You're welcome. Having operated a car shop and having friends who
owned a Winnebago dealership and being a penny pincher (OK,
cheapskate), I've been on both sides. As a consumer, I suck wind when
I think of shop labor rates. As a businessman, I fully understand. I
don't like it but I understand.
I forget to mention before. A third option might be a mobile RV
repairman. These guys have lower overhead than a storefront shop so
their rates should be lower. And they come to you so you don't lose
the use of your home.
One last comment. Nobody will do it the way you would. Not that many
people are skilled at everything and if they are, they don't have time
to lavish loving care on things. I've had to learn to deal with that
as I've gotten older. Until recently nothing I owned EVER graced
anybody's shop but my own. I'm just not able to do the major stuff
anymore. It's been very painful to watch others do much inferior work
than I'd have done.
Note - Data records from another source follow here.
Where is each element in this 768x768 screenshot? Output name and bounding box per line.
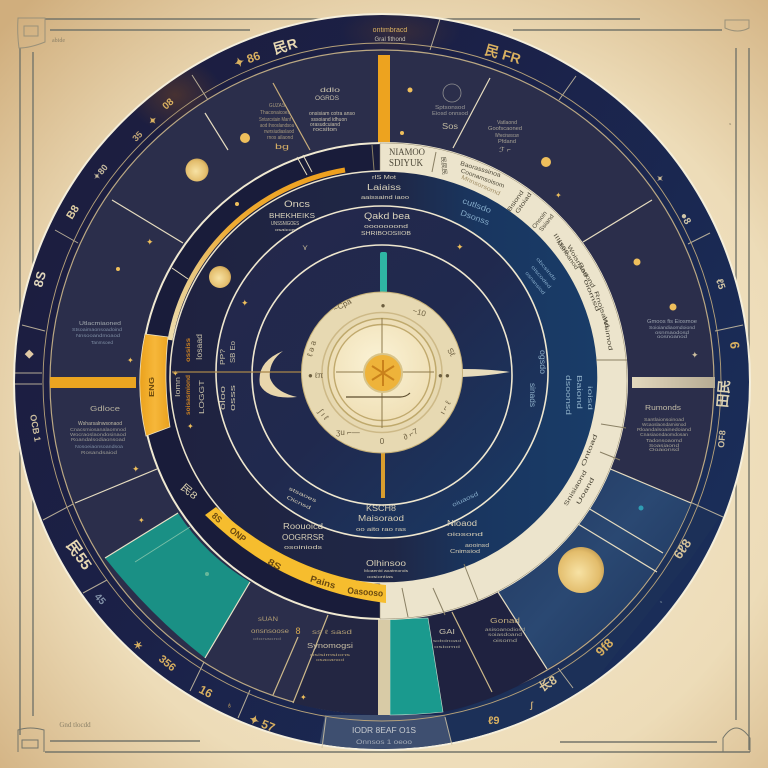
text: cream ring: Gtoiad (515, 192, 534, 215)
text: inner top left: ⋎ (302, 243, 308, 252)
text: cream ring: IIIIsss (551, 233, 570, 256)
text: bottom panels: otonaond (253, 636, 281, 641)
text: top right panel: Wheciraoscan (495, 133, 519, 139)
outer ring glyphs: ʃ (529, 700, 534, 710)
text: top centre panel: rocsiton (313, 127, 337, 133)
text: cream ring: Rnoisand (592, 291, 610, 329)
text: top centre panel: sssoiand idhuon (311, 117, 347, 123)
text: yellow band: ONP (228, 525, 248, 544)
teal sector (105, 513, 250, 658)
text: inner top centre: Qakd bea (364, 211, 410, 221)
text: inner bottom blocks: Roouoicd (283, 522, 323, 531)
outer ring glyphs: 田民 (714, 379, 732, 408)
small stars: ✦ (127, 356, 134, 365)
text: inner bottom blocks: oosiontias (367, 574, 393, 579)
text blocks: dark panels (70, 84, 697, 746)
text: yellow band: Pains (309, 574, 337, 591)
text: top left panel: Thaconaicoes (260, 110, 290, 116)
cream ring tick marks (372, 145, 627, 617)
outer ring glyphs: 民55 (63, 538, 95, 573)
text: top centre panel (309, 88, 355, 133)
text: cream ring: oiomsd (582, 279, 600, 313)
outer ring glyphs: ✦ 86 (232, 48, 262, 71)
text: inner bottom blocks (282, 486, 489, 579)
outer ring glyphs: OF8 (716, 430, 728, 448)
text: bottom panels: sobdnoad (433, 638, 461, 643)
text: bottom panels: Gonad (490, 618, 520, 625)
frame note: right: ◔ (727, 120, 732, 129)
inner chart disc (170, 171, 598, 583)
small stars: ✦ (555, 191, 562, 200)
text: left middle panel: Tanmsoed (91, 340, 114, 345)
text: cream ring: NIAMOO (389, 147, 425, 157)
teal bar bottom (390, 618, 443, 715)
text: inner top left: UNSSNIGOES (271, 221, 300, 227)
text: yellow band: 8S (266, 557, 283, 572)
text: right lower panel: Rloandalsoainedoiand (637, 427, 692, 432)
text: inner top centre: aaissaind iaoo (361, 195, 409, 201)
text: cream ring: Baorasssinoa (459, 161, 502, 179)
outer ring glyphs: 6ℓ8 (670, 536, 694, 562)
text: inner bottom blocks: oo aito rao ras (356, 527, 407, 533)
text: inner left columns: PP? (220, 349, 227, 365)
text: inner top centre: SHRIBOOSIIOB (361, 231, 412, 237)
text: inner left columns: Iomn (175, 377, 182, 397)
outer ring glyphs: ♁ (226, 700, 233, 710)
hub dial text: 0 (380, 437, 385, 446)
corner ornament: top left (18, 18, 45, 48)
planets (116, 88, 699, 702)
hub dial text: ℓ ə a (305, 339, 318, 358)
text: blue band upper right: cutlsdo (461, 196, 493, 215)
text: inner top centre: rIS Mot (372, 175, 397, 181)
text: top right panel: Pfdand (498, 139, 516, 145)
hub dial text: ʒu ⌐— (336, 428, 360, 437)
text: top right panel: ℱ ⌐ (499, 146, 511, 154)
text: cream ring: Wsimod (601, 317, 613, 351)
orange bar top (378, 55, 390, 145)
text: left lower panel: Rosandsaiod (81, 450, 118, 455)
text: inner top left: BHEKHEIKS (269, 213, 315, 220)
text: cream ring: Onsoin (532, 211, 549, 230)
hub dial text: Sℓ (445, 346, 457, 358)
text: inner bottom blocks: aooinsd (465, 543, 489, 549)
planet: mid left (209, 266, 231, 288)
text: inner top centre: Laiaiss (367, 183, 401, 192)
text: right lower panel: Wcaoslaondamisnod (642, 422, 687, 427)
text: right lower panel: Rumonds (645, 405, 682, 412)
outer ring glyphs: 35 (130, 129, 144, 143)
hub dial text: ʃ ı ℓ (316, 407, 331, 422)
outer ring glyphs: 9f8 (593, 635, 616, 659)
outer ring glyphs: 08 (161, 96, 177, 112)
icon: small dial top panel (443, 84, 461, 102)
small stars: ✦ (146, 237, 154, 247)
frame note: bottom left: Gnd tlocdd (59, 721, 91, 729)
text: left middle panel: Utlacmiaoned (79, 321, 121, 327)
main chart panel (50, 50, 714, 714)
orbit ring inner (252, 245, 512, 505)
text: cream ring: Bsiond (507, 190, 526, 213)
orange arc top left (170, 170, 345, 340)
text: bottom panels: ss ℓ sasd (312, 629, 352, 636)
text: right lower panel: Cnasiaondaomdosan (640, 432, 689, 437)
text: top centre panel: OGRDS (315, 96, 339, 102)
small stars: ✦ (172, 369, 179, 378)
text: inner top centre: ooooooond (364, 224, 408, 230)
text: top centre panel: onsisiam cotra anso (309, 111, 355, 117)
text: inner bottom blocks: oiuaosd (452, 491, 480, 509)
outer ring glyphs: ontimbracd (373, 27, 407, 34)
corner ornament: bottom right (723, 728, 750, 752)
small stars: ✦ (241, 298, 249, 308)
text: blue band upper right (459, 196, 558, 296)
text: blue band right: dsoonsd (564, 375, 571, 415)
text: inner bottom blocks: OOGRRSR (282, 533, 324, 542)
small stars: ✦ (456, 242, 464, 252)
text: inner left columns (149, 334, 237, 502)
outer ring glyphs: ✶ (130, 638, 145, 653)
text: bottom panels: asisoanodiosd (485, 627, 526, 632)
text: blue band upper right: obcsinds (534, 257, 558, 283)
text: top left panel: rnos ailaond (267, 135, 293, 141)
text: inner left columns: Iosaad (195, 334, 204, 360)
text: top centre panel: orasudcuiand (310, 122, 340, 128)
text: inner bottom blocks: KSCH8 (366, 504, 397, 513)
text: yellow band: 8S (210, 511, 224, 525)
text: inner bottom blocks: Nioaod (447, 519, 477, 528)
planet: upper left (186, 158, 208, 182)
text: cream ring: 民民民 (439, 157, 448, 175)
crescent moon (259, 351, 297, 398)
outer ring glyphs: ✦ (654, 172, 666, 185)
outer ring glyphs: ●8 (677, 211, 693, 227)
hub dial text: ● ℓπ (308, 371, 324, 380)
text: yellow band: Oasooso (347, 585, 384, 599)
navy band disc (141, 143, 627, 619)
text: top left panel (259, 103, 294, 151)
needle right (462, 369, 510, 377)
text: left middle panel (72, 321, 123, 345)
text: bottom panels: onsnsoose (251, 629, 290, 635)
text: left lower panel: Wsharsalnwsonaod (78, 421, 122, 427)
orange segment left (140, 334, 170, 436)
outer ring glyphs: ◔ (658, 598, 663, 607)
yellow band (205, 507, 386, 603)
outer ring glyphs: 民 FR (483, 42, 523, 67)
text: inner top left: Oncs (284, 199, 311, 209)
text: inner bottom blocks: osoiniods (284, 545, 323, 551)
text: top right panel (488, 120, 522, 154)
text: cream ring: SDIYUK (389, 158, 424, 169)
text: blue band right (528, 350, 592, 415)
radial divider lines (75, 78, 691, 703)
text: inner bottom blocks: Cnimsiod (450, 549, 480, 555)
text: top panel beside dial (432, 105, 468, 131)
text: bottom panels: soiasdoand (488, 632, 523, 637)
text: bottom panels: Synomogsi (307, 643, 354, 650)
outer ring glyphs: ℓ5 (713, 278, 727, 291)
outer ring glyphs: ✦ 57 (247, 712, 277, 735)
outer ring glyphs: ОСВ 1 (28, 414, 43, 442)
text: bottom panels: sUAN (258, 617, 278, 623)
text: blue band upper right: oiscoded (529, 265, 552, 290)
outer ring glyphs: 356 (156, 653, 178, 674)
text: left lower panel: Gdloce (90, 406, 120, 413)
text: top left panel: bg (275, 144, 289, 151)
lower right blue panel (450, 400, 691, 669)
frame note: top left: abide (52, 38, 65, 44)
text: blue band right: Baiond (575, 375, 582, 409)
text: inner left columns: LOGGT (199, 379, 206, 414)
small stars: ✦ (691, 350, 699, 360)
outer ring glyphs: 8S (30, 269, 49, 289)
orange bar left (50, 377, 136, 388)
text: cream ring (389, 147, 613, 507)
text: inner left columns: osss (230, 384, 237, 411)
text: inner top left (269, 199, 315, 252)
hub dial text: ● ● (438, 371, 450, 380)
text: blue band right: sinads (528, 383, 537, 407)
text: cream ring: Rasond (576, 262, 595, 289)
text: cream ring: Ontoad (581, 434, 599, 468)
text: cream ring: Mnnsorsomd (460, 175, 501, 197)
text: left middle panel: Nnsooandmoaod (76, 333, 121, 338)
corner ornament: bottom left (18, 728, 44, 752)
text: bottom panels (251, 617, 526, 746)
text: bottom panels: IODR 8EAF O1S (352, 726, 416, 735)
text: top right panel: Goofscaoned (488, 126, 522, 132)
small stars: ✦ (187, 422, 194, 431)
outer ring glyphs: ◆ (24, 348, 34, 360)
text: inner bottom blocks: Moaenid aoatmonds (364, 568, 408, 573)
text: blue band upper right: Dsonss (459, 208, 490, 227)
outer ring glyphs: Gral fithond (374, 37, 406, 43)
text: right upper panel: oosnoanod (657, 334, 688, 339)
text: top panel beside dial: Eiosd onnsod (432, 111, 468, 117)
text: right upper panel (647, 319, 697, 339)
text: inner bottom blocks: Maisoraod (358, 514, 404, 523)
text: right lower panel: Ooaionsd (649, 447, 680, 452)
text: right lower panel: Santlaionsoinoad (644, 417, 685, 422)
text: right upper panel: Soioiandiaomdoiond (649, 325, 696, 330)
outer ring glyphs: ✦ (147, 114, 160, 128)
planet: large gold (558, 547, 604, 593)
text: left lower panel: Nosoeiaonsoandsoa (75, 444, 124, 449)
text: yellow band (210, 511, 384, 599)
text: inner left columns: 民8 (178, 481, 200, 502)
hub dial text: ~10 (411, 306, 427, 319)
text: cream ring: Msnoanod (555, 240, 579, 271)
text: cream ring: Coonamsoisom (460, 168, 505, 190)
text: top left panel: nwrsiudiaslaod (264, 129, 294, 135)
text: bottom panels: osiomd (434, 644, 460, 649)
outer ring glyphs: B8 (64, 203, 82, 222)
cream half ring (380, 143, 627, 619)
text: blue band right: ioisd (586, 386, 592, 410)
teal needle top (380, 252, 387, 293)
text: bottom panels: osisimsions (310, 652, 350, 657)
text: inner bottom blocks: oiosond (447, 532, 483, 538)
small stars: ✦ (300, 693, 307, 702)
band dividers (172, 155, 312, 279)
text: bottom panels: Onnsos 1 oeoo (356, 740, 413, 746)
text: bottom panels: 8 (295, 626, 301, 636)
corner ornament: top right (725, 20, 749, 31)
outer ring glyphs: 6 (727, 341, 743, 349)
lower centre dark panel (293, 615, 378, 715)
outer ring glyphs: 45 (92, 592, 108, 608)
text: bottom panels: GAI (439, 629, 455, 636)
orange needle bottom (381, 452, 385, 498)
text: inner left columns: soisasmiond (186, 375, 192, 415)
hub dial text: ı ⌐ ℓ (438, 399, 453, 416)
text: cream ring: Snisiaond (564, 470, 589, 507)
text: top centre panel: ddlo (320, 88, 341, 94)
cream bar bottom (378, 618, 390, 715)
text: inner bottom blocks: Olhinsoo (366, 559, 407, 568)
text: top right panel: Vatlaond (497, 120, 517, 126)
outer ring glyphs: ✦80 (91, 162, 110, 182)
text: right upper panel: Gmoos fis Eiosmoe (647, 319, 697, 325)
text: inner left columns: SB Eo (230, 341, 237, 363)
text: inner bottom blocks: stsaoes (288, 486, 318, 505)
outer ring glyphs: 民R (271, 35, 299, 57)
text: inner top left: osaicoe (275, 227, 296, 232)
hub dial text: ● (381, 301, 386, 310)
text: left middle panel: Stsoaimaonsoadoind (72, 327, 123, 332)
text: right lower panel (637, 405, 692, 452)
text: inner left columns: oloo (220, 386, 227, 410)
hub dial text: ∂ ⌐7 (402, 426, 420, 442)
text: top left panel: Sntarcstain Manf (259, 117, 292, 123)
text: bottom panels: oisomd (493, 638, 518, 643)
cream bar right (632, 377, 715, 388)
text: right lower panel: Soasiaond (649, 443, 680, 448)
text: left lower panel: Cnacsmiosanalaomnod (70, 427, 127, 432)
text: cream ring: Woisnaod (565, 244, 588, 279)
text: right lower panel: Tadonsoaomd (646, 438, 683, 443)
text: cream ring: Uoand (576, 477, 596, 506)
text: top left panel: GUZAS (269, 103, 286, 109)
hub dial text: ~Cpa (332, 296, 354, 314)
central hub (302, 292, 462, 453)
horizontal axis (172, 371, 500, 373)
text: top panel beside dial: Sptsonsod (435, 105, 465, 111)
outer ring glyphs: 长8 (536, 672, 560, 695)
text: inner bottom blocks: Oicnsd (285, 495, 312, 511)
text: left lower panel (70, 406, 127, 455)
outer ring glyphs: ℓ9 (488, 715, 500, 727)
text: cream ring: Ssiand (539, 214, 556, 233)
text: right upper panel: osnmaodosd (655, 330, 690, 335)
text: inner left columns: ossiss (186, 337, 192, 362)
text: top panel beside dial: Sos (442, 122, 458, 131)
text: inner top centre (361, 175, 412, 237)
small stars: ✦ (132, 464, 140, 474)
text: bottom panels: osaoanod (316, 657, 344, 662)
text: blue band upper right: osnansiod (523, 271, 546, 296)
text: left lower panel: Roandalsodiaonsoad (71, 437, 126, 442)
outer ring glyphs: 16 (197, 682, 215, 701)
text: top left panel: aod ihooslandsoa (260, 123, 294, 129)
small stars: ✦ (138, 516, 145, 525)
hub centre medallion (364, 354, 402, 392)
hub dial text (305, 296, 457, 446)
ring double line (43, 43, 721, 721)
text: left lower panel: Wocraoslaondosinaod (70, 432, 127, 437)
small stars (116, 88, 699, 702)
lower right dark panel (428, 592, 547, 712)
text: inner left columns: ENG (149, 376, 156, 397)
text: blue band right: ogsdo (538, 350, 547, 375)
orbit ring outer (216, 206, 548, 538)
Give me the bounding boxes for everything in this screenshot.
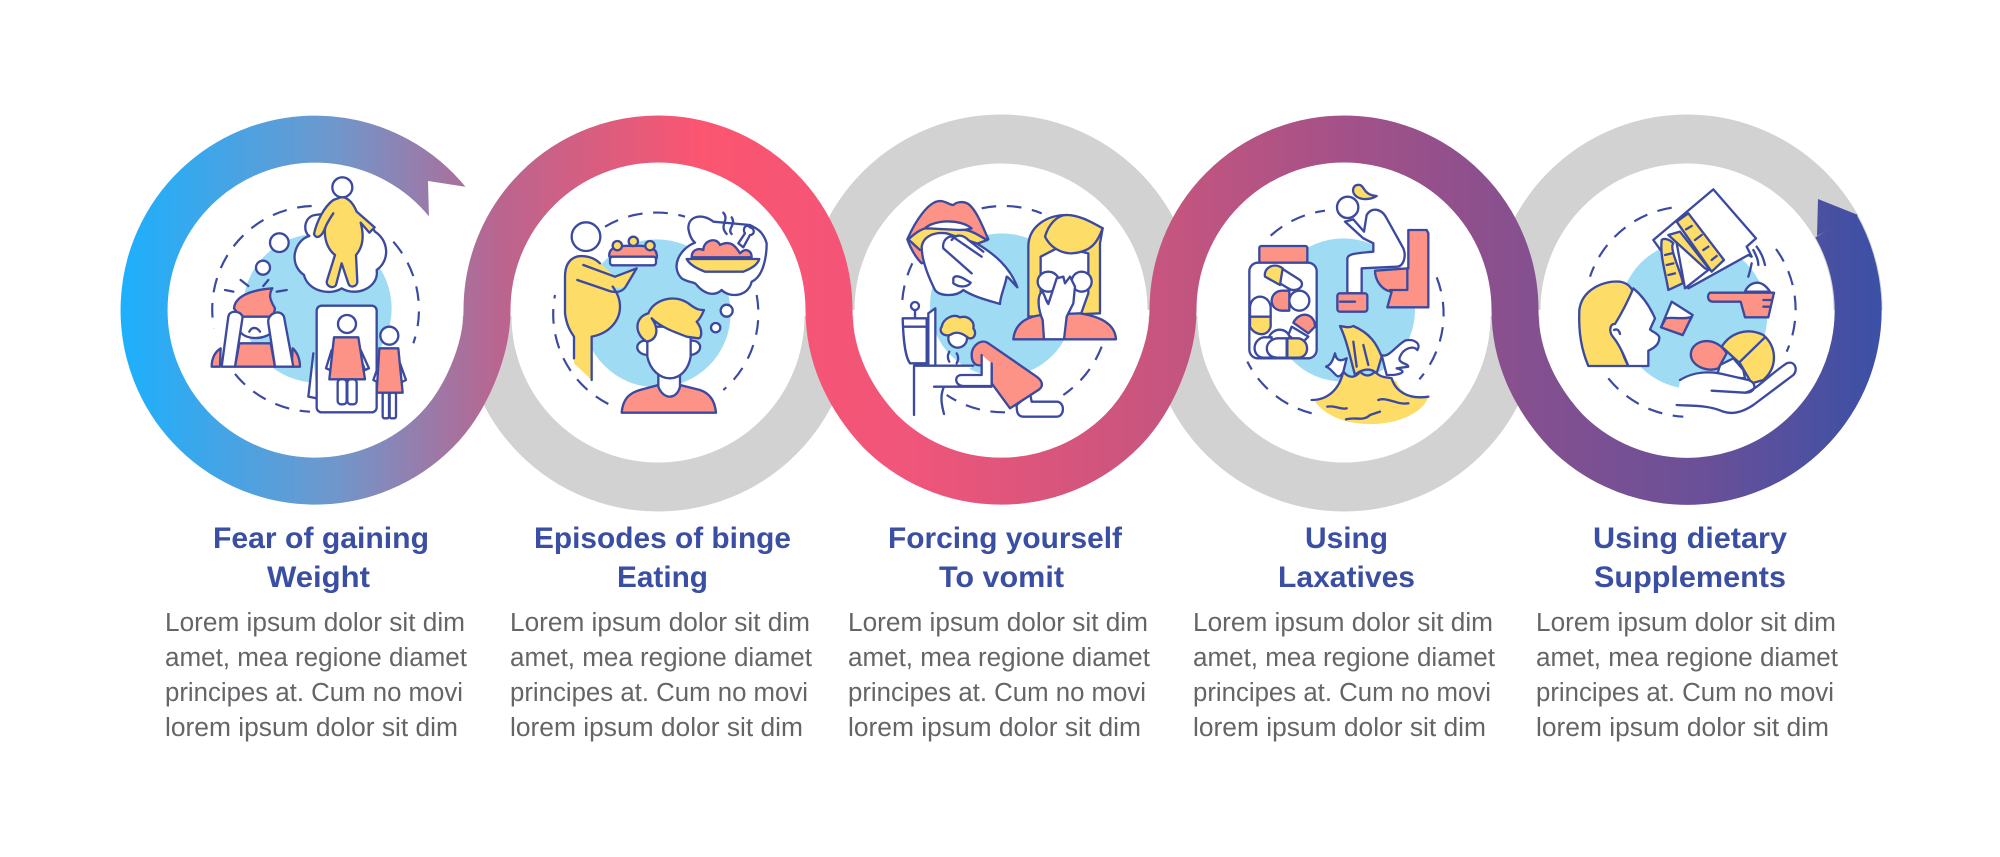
text block: description: Lorem ipsum dolor sit dim [1193,609,1493,637]
panel: step 4 using laxatives [1193,185,1495,742]
panel: step 5 using dietary supplements [1536,189,1838,742]
heading: episodes of binge eating: Episodes of binge [534,522,791,555]
heading: episodes of binge eating: Eating [617,561,708,594]
panel: step 2 episodes of binge eating [510,213,812,742]
text block: description: principes at. Cum no movi [1536,679,1834,707]
text block: description: principes at. Cum no movi [1193,679,1491,707]
panel: step 3 forcing yourself to vomit [848,201,1150,742]
text block: description: amet, mea regione diamet [1536,644,1838,672]
text block: description: lorem ipsum dolor sit dim [848,714,1141,742]
icon: pill jar, person on toilet and liquid splash [1247,185,1444,424]
text block: description: Lorem ipsum dolor sit dim [165,609,465,637]
panel: step 1 fear of gaining weight [165,177,467,742]
text block: description: Lorem ipsum dolor sit dim [1536,609,1836,637]
heading: forcing yourself to vomit: To vomit [939,561,1064,594]
heading: using dietary supplements: Using dietary [1593,522,1787,555]
heading: using laxatives: Using [1305,522,1388,555]
icon: mouth, hand, woman and toilet [902,201,1116,417]
text block: description: Lorem ipsum dolor sit dim [848,609,1148,637]
heading: using dietary supplements: Supplements [1594,561,1786,594]
icon: girl, thought cloud and mirror [212,177,419,418]
text block: description: principes at. Cum no movi [510,679,808,707]
icon: woman, supplement box, scoop and pills in a hand [1579,189,1796,417]
heading: forcing yourself to vomit: Forcing yourself [888,522,1123,555]
text block: description: amet, mea regione diamet [848,644,1150,672]
text block: description: amet, mea regione diamet [510,644,812,672]
text block: description: Lorem ipsum dolor sit dim [510,609,810,637]
text block: description: principes at. Cum no movi [848,679,1146,707]
gradient ribbon with arrow head [144,139,1858,481]
text block: description: amet, mea regione diamet [165,644,467,672]
text block: description: lorem ipsum dolor sit dim [165,714,458,742]
heading: fear of gaining weight: Weight [267,561,370,594]
text block: description: amet, mea regione diamet [1193,644,1495,672]
grey background ring segments [487,139,1858,487]
text block: description: lorem ipsum dolor sit dim [1193,714,1486,742]
text block: description: lorem ipsum dolor sit dim [510,714,803,742]
heading: fear of gaining weight: Fear of gaining [213,522,429,555]
heading: using laxatives: Laxatives [1278,561,1415,594]
text block: description: principes at. Cum no movi [165,679,463,707]
text block: description: lorem ipsum dolor sit dim [1536,714,1829,742]
icon: eating figure and boy thinking of food [553,213,767,413]
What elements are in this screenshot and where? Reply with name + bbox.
Just had to (sorta) get used to it.
I'm still not used to getting the vehicle back and finding stuff not
working that was OK before. Simply meant that the guy didn't pay
attention to putting things back together correctly.
>Is it difficult to take the tank out.?
Boy, that's a loaded question. On my rig I undo two straps and the
tank drops down. On other rigs I've seen and read about here, they
dropped the tank(s) onto the frame and then built the RV around them.
Removing the tank requires cutting frame members and then welding them
back afterward. You'll just have to crawl under and look.